On the contribution of remote sensing-based calibration to model
multiple hydrological variables
Abstract
The accuracy of hydrological model predictions is limited by
uncertainties in model structure and parameterization, and observations
used for calibration, validation and model forcing. Conventionally,
calibration is performed with discharge estimates. However, the internal
processes in the model might be misrepresented, i.e., the model might be
getting the “right results for the wrong reasons”, which compromises
model reliability. An alternative is to calibrate the model parameters
with remote sensing (RS) observations of the water cycle. Previous
studies highlighted its potential to improve discharge estimates, but
put much less effort on investigating other variables of the water
cycle.

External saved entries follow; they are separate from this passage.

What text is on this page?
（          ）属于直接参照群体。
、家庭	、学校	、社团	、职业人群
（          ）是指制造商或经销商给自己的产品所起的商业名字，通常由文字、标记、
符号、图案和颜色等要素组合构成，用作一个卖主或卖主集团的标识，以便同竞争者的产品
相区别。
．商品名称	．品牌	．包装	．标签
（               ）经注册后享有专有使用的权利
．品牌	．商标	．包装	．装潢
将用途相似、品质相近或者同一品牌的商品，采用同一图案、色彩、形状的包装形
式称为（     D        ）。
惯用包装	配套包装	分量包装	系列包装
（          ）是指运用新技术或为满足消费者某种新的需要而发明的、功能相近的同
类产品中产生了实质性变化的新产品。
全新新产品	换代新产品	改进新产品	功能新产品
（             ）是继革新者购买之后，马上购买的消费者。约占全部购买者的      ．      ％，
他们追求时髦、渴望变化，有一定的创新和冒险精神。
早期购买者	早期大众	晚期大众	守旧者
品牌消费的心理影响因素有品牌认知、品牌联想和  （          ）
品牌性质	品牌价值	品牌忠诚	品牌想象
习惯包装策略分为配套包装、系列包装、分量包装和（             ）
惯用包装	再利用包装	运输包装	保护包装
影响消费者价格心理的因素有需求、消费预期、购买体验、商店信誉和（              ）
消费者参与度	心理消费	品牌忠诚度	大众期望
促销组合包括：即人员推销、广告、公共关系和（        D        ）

In this study, we analyzed in detail the contribution of five
different RS-based variables (water level (h) from Jason-2, flood extent
(A) from ALOS-PALSAR, terrestrial water storage (TWS) anomalies from
GRACE, evapotranspiration (ET) from MOD16 and soil moisture (W) from
SMOS) to calibrate a hydrological-hydrodynamic model for a tropical
study region with floodplains in the Amazon basin. Calibration with TWS,
ET, W, and h+W were able to improve discharge estimates by around 16%
to 48%. Water cycle representation was also improved (e.g., calibration
with h improved not only h estimates but also A, TWS and ET). By
analyzing differing calibration setups, a consistent selection of
complementary variables for model calibration resulted in better
performances than incorporating all RS variables into the calibration.
By looking at multiple RS observations of the water cycle, we were able
to found inconsistencies in model structure and parameterization, which
would remain unknown if only discharge observations were considered.